The show boasts Ridley Scott as one of the producers, plus an uber-experienced cast known for starring in such hit shows and films as Cybill, Dead Poets Society, and Bend It Like Beckham. You know, people whose names’ involvement lends shows a pass-go-and-collect-$200 stamp of approval. (As a second side note, I never forget a face but am hopeless at placing them. Suffice to say that googling so many stars saw me enter a veritable Wikipedia rabbit hole.)

But as a writer I’m less interested in the cast than what they have to work with. The Good Wife’s hallmark is its quality storylines and the writing through which they’re executed. The complex plot is clever and contains more twists than is humanly possible to predict. But it’s not so complex that it’s tricky to follow and the show, thankfully, spares us too much off the ‘in the last episode’ recaps that other shows do and that drive me utterly bonkers.

I’m also impressed at the off-kilter-but-ingenious positioning of the protagonist. While there are a bunch of powerful and compelling characters in The Good Wife, including states attorneys and law firm partners, the central character is actually (as the title suggests) a wife. Specifically a good, homemaking wife, mother, and law graduate whose husband, the state’s attorney, was found to have philandered … lots of times.

With her husband in jail and fighting court cases, Alicia is forced to find work. She returns to the legal profession, after a 15-year break to raise children, to be a second-year associate in a law firm run by college love interest Will. Their timing has always been off but their unresolved sexual tension is aflame.

Further fueling the complexity and, subsequently, the tension is that Will is now Alicia’s boss, the work is demanding, and Alicia’s in competition with another associate for her job. She is also trying to juggle her responsibilities as a mother not wanting to further disrupt her children’s lives and to negotiate the murky territory of being a cheated-on wife. That and the fact that Alicia’s husband plans to re-run for election and she’s under pressure to be seen to be standing by his side.

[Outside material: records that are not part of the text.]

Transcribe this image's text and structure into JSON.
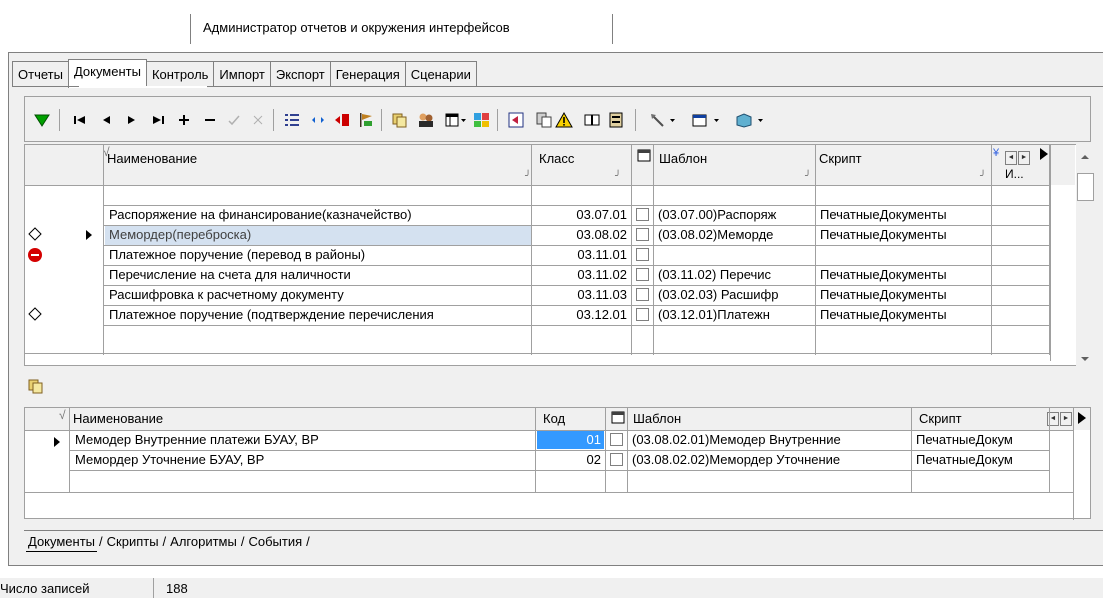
{
  "window": {
    "title": "Администратор отчетов и окружения интерфейсов"
  },
  "tabs": [
    {
      "label": "Отчеты",
      "active": false
    },
    {
      "label": "Документы",
      "active": true
    },
    {
      "label": "Контроль",
      "active": false
    },
    {
      "label": "Импорт",
      "active": false
    },
    {
      "label": "Экспорт",
      "active": false
    },
    {
      "label": "Генерация",
      "active": false
    },
    {
      "label": "Сценарии",
      "active": false
    }
  ],
  "toolbar": {
    "icons": [
      "filter-icon",
      "first-record-icon",
      "prev-record-icon",
      "next-record-icon",
      "last-record-icon",
      "add-icon",
      "delete-icon",
      "post-icon",
      "cancel-icon",
      "list-icon",
      "link-icon",
      "exit-icon",
      "flag-icon",
      "copy-icon",
      "users-icon",
      "table-dropdown-icon",
      "colors-icon",
      "import-icon",
      "paste-icon",
      "warning-icon",
      "book-icon",
      "archive-icon",
      "tools-dropdown-icon",
      "properties-dropdown-icon",
      "cube-dropdown-icon"
    ]
  },
  "top_grid": {
    "headers": {
      "name": "Наименование",
      "class": "Класс",
      "template": "Шаблон",
      "script": "Скрипт",
      "extra": "И..."
    },
    "rows": [
      {
        "name": "Распоряжение на финансирование(казначейство)",
        "class": "03.07.01",
        "template": "(03.07.00)Распоряж",
        "script": "ПечатныеДокументы",
        "marker": ""
      },
      {
        "name": "Мемордер(переброска)",
        "class": "03.08.02",
        "template": "(03.08.02)Меморде",
        "script": "ПечатныеДокументы",
        "marker": "edit"
      },
      {
        "name": "Платежное поручение (перевод в районы)",
        "class": "03.11.01",
        "template": "",
        "script": "",
        "marker": "stop"
      },
      {
        "name": "Перечисление на счета для наличности",
        "class": "03.11.02",
        "template": "(03.11.02) Перечис",
        "script": "ПечатныеДокументы",
        "marker": ""
      },
      {
        "name": "Расшифровка к расчетному документу",
        "class": "03.11.03",
        "template": "(03.02.03) Расшифр",
        "script": "ПечатныеДокументы",
        "marker": ""
      },
      {
        "name": "Платежное поручение (подтверждение перечисления",
        "class": "03.12.01",
        "template": "(03.12.01)Платежн",
        "script": "ПечатныеДокументы",
        "marker": "edit"
      }
    ]
  },
  "bottom_grid": {
    "headers": {
      "name": "Наименование",
      "code": "Код",
      "template": "Шаблон",
      "script": "Скрипт"
    },
    "rows": [
      {
        "name": "Мемодер Внутренние платежи БУАУ, ВР",
        "code": "01",
        "template": "(03.08.02.01)Мемодер Внутренние",
        "script": "ПечатныеДокум"
      },
      {
        "name": "Мемордер Уточнение БУАУ, ВР",
        "code": "02",
        "template": "(03.08.02.02)Мемордер Уточнение",
        "script": "ПечатныеДокум"
      }
    ]
  },
  "bottom_tabs": [
    "Документы",
    "Скрипты",
    "Алгоритмы",
    "События"
  ],
  "status": {
    "label": "Число записей",
    "value": "188"
  }
}
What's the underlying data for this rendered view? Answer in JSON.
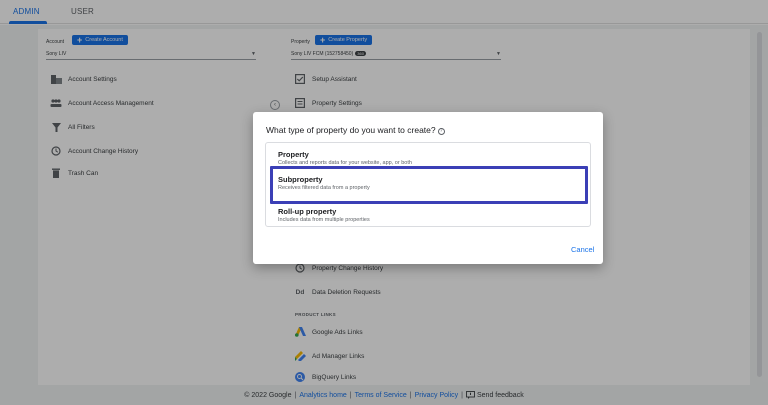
{
  "tabs": {
    "admin": "ADMIN",
    "user": "USER"
  },
  "account": {
    "label": "Account",
    "create_button": "Create Account",
    "selected": "Sony LIV",
    "items": [
      {
        "label": "Account Settings",
        "icon": "building-icon"
      },
      {
        "label": "Account Access Management",
        "icon": "people-icon"
      },
      {
        "label": "All Filters",
        "icon": "filter-icon"
      },
      {
        "label": "Account Change History",
        "icon": "history-icon"
      },
      {
        "label": "Trash Can",
        "icon": "trash-icon"
      }
    ]
  },
  "property": {
    "label": "Property",
    "create_button": "Create Property",
    "selected": "Sony LIV FCM (152758450)",
    "badge": "360",
    "items_top": [
      {
        "label": "Setup Assistant",
        "icon": "checkbox-icon"
      },
      {
        "label": "Property Settings",
        "icon": "settings-page-icon"
      }
    ],
    "items_bottom": [
      {
        "label": "Property Change History",
        "icon": "history-icon"
      },
      {
        "label": "Data Deletion Requests",
        "icon": "dd-icon",
        "glyph": "Dd"
      }
    ],
    "product_links_label": "PRODUCT LINKS",
    "product_links": [
      {
        "label": "Google Ads Links",
        "icon": "google-ads-icon"
      },
      {
        "label": "Ad Manager Links",
        "icon": "ad-manager-icon"
      },
      {
        "label": "BigQuery Links",
        "icon": "bigquery-icon"
      }
    ]
  },
  "dialog": {
    "title": "What type of property do you want to create?",
    "options": [
      {
        "name": "Property",
        "desc": "Collects and reports data for your website, app, or both"
      },
      {
        "name": "Subproperty",
        "desc": "Receives filtered data from a property"
      },
      {
        "name": "Roll-up property",
        "desc": "Includes data from multiple properties"
      }
    ],
    "cancel": "Cancel",
    "highlight_color": "#3b3fb6"
  },
  "footer": {
    "copyright": "© 2022 Google",
    "sep": "|",
    "analytics_home": "Analytics home",
    "terms": "Terms of Service",
    "privacy": "Privacy Policy",
    "feedback": "Send feedback"
  },
  "colors": {
    "accent": "#1a73e8",
    "overlay": "rgba(0,0,0,0.32)"
  }
}
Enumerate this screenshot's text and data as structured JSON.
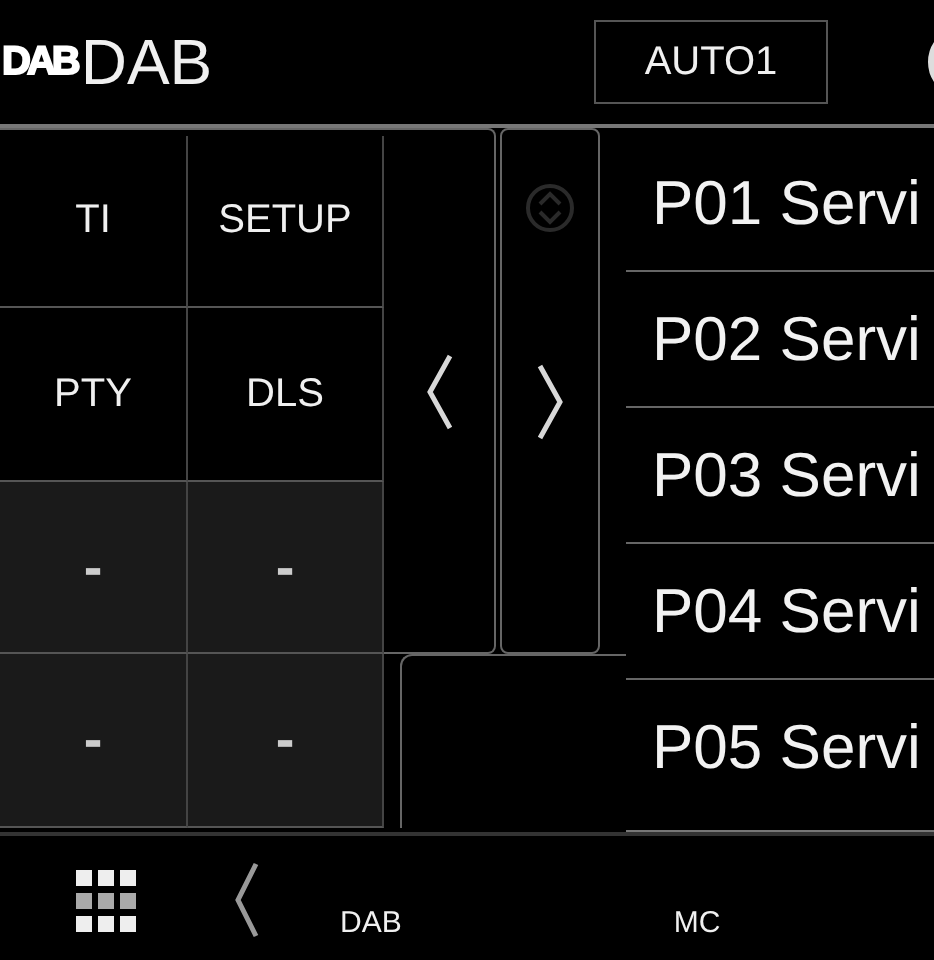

I’ve got to say too that the cases Alicia and her co-characters are working on are well wrought and interestingly positioned. Each episode’s issues are interwoven with the case. Having watched so many episodes back to back, I can say with pleased confirmation that no two episode openings are the same. And they’re all incredibly good. That’s the long-bemoaned-by-us benefit of writing in the US—there’s money for script development and script redevelopment and refinement so by the time the cast is acting them out, the narrative, the dramatic tension, and the comedic timing are finely honed.

I have three more episodes of Season 3 to watch before I’m up to date. Then it’s time for sleep.